Tuesday, April 27, 2004

CHENEY CASE

There's something I don't understand about the government's argument in the Cheney task force case heard today at the Supreme Court. (This is not an area of the law that I am very familiar with, so this is a tentative assertion.) If I understood him correctly, Solicitor General Olson argued that:

  1. the open records law only applies to policy groups specifically established by executive order to have private citizens on the committee (or, as he put it at the end of the argument, private citizens have to be de jure, not just de facto committee members), and

  2. that the courts should presume that executive officials are telling the truth whenever they say that only government employees were members of the committee (as he put it, the courts should employ an "overriding presumption of regularity" when considering executive assertions about the inner workings of such groups)

If I understand the argument correctly, this would mean that all the President has to do is issue an official order establishing a policy group that has only government employees as members, but allow major advisory decisions to be made in subgroups composed of private citizens, and, according to the Solicitor General, the courts should never ask the government to provide documents to prove their case that the advisory group was only composed of government employees. (Subgroups are included in the statute.) Combine Olson's arguments with his further argument that the courts should avoid making the executive actually assert executive privilege in this case, and in a secretive White House, the open records law could be evaded without too much difficulty.

The Solicitor General claims that if the presumption of regularity were dropped, all executive branch officials could be hauled into court whenever anyone challenges a government claim that an advisory group was composed of government officials only.
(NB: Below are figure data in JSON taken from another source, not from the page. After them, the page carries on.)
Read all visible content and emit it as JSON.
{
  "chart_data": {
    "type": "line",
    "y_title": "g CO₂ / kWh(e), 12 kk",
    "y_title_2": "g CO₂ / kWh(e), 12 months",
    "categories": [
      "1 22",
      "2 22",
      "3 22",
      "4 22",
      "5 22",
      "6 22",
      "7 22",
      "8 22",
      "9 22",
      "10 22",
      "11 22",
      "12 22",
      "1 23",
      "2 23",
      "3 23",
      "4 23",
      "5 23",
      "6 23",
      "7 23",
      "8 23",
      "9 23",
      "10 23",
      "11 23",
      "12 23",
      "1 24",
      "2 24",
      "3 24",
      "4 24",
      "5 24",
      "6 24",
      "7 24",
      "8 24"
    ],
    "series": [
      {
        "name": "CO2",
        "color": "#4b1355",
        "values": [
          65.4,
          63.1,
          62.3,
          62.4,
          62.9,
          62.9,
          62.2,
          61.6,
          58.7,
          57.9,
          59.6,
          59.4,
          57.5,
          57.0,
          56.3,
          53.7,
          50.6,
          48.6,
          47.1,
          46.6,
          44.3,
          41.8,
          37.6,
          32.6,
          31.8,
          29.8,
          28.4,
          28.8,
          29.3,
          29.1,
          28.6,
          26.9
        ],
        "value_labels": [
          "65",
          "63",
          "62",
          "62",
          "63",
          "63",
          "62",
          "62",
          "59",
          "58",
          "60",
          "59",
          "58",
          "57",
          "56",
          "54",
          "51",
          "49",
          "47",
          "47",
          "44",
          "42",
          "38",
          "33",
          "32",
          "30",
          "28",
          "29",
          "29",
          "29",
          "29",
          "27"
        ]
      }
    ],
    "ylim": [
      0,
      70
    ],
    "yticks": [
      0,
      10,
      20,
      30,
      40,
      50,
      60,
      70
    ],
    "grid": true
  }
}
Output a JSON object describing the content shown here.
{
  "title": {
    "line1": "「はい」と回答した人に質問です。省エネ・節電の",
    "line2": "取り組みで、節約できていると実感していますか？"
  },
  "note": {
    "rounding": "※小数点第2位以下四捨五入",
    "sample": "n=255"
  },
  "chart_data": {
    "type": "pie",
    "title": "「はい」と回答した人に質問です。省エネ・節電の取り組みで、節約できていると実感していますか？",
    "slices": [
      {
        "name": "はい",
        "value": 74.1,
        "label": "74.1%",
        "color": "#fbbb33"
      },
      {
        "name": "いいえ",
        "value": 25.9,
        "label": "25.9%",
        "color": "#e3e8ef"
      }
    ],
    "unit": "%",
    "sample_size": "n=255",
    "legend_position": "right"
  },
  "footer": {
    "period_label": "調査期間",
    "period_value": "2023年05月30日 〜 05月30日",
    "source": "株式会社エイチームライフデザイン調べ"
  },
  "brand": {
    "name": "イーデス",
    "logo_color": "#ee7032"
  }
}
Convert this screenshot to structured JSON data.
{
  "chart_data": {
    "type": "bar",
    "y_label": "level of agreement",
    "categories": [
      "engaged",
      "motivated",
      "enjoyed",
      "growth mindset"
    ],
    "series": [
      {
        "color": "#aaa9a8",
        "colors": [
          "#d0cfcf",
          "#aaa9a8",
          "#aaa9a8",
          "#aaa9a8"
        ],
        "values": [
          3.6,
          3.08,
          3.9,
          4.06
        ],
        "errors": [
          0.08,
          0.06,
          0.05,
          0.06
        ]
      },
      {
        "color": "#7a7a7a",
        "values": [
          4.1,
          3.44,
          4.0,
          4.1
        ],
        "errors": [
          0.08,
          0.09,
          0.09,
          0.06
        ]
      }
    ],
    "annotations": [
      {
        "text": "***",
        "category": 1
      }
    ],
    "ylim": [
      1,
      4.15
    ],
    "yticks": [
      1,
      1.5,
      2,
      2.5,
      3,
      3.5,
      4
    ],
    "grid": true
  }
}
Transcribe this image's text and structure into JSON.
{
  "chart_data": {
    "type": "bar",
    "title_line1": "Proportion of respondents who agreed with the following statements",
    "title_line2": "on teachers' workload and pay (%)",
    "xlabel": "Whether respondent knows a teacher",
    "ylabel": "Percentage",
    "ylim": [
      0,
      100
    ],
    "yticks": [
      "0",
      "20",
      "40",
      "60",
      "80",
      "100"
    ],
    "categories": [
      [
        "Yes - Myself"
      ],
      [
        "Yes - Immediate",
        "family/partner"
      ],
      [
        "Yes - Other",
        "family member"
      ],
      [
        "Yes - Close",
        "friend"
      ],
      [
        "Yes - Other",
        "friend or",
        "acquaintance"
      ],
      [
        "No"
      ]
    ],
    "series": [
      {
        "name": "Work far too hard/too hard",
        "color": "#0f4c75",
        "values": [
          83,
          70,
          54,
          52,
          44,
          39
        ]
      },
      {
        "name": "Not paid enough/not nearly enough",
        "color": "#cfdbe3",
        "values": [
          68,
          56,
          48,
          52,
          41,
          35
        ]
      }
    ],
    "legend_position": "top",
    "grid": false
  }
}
According to the Solicitor General, this would a) distract the executive branch and b) prevent them from asking private citizens for confidential advice.

As to a), note that the extent of the distraction is, in all likelihood, inversely proportional to the extent to which the executive branch is telling the truth.

As to b), perhaps, but if the Vice President is willing to admit that he called up outside groups for advice (as was said often today, government officials call up all sorts of people for advice all the time), what harm is there in court inquiry into how formal the process of getting the advice is? The whole point of the open record statute in question here was to make more transparent the process by which the executive branch gets advice from outside groups. Now if the discovery process requires disclosure of the content of all advice of outside groups, then there might be a problem. But I don't think that that was the case here. As I said, though, I could be mistaken in that belief, and my hold on all of these issues is shaky at best.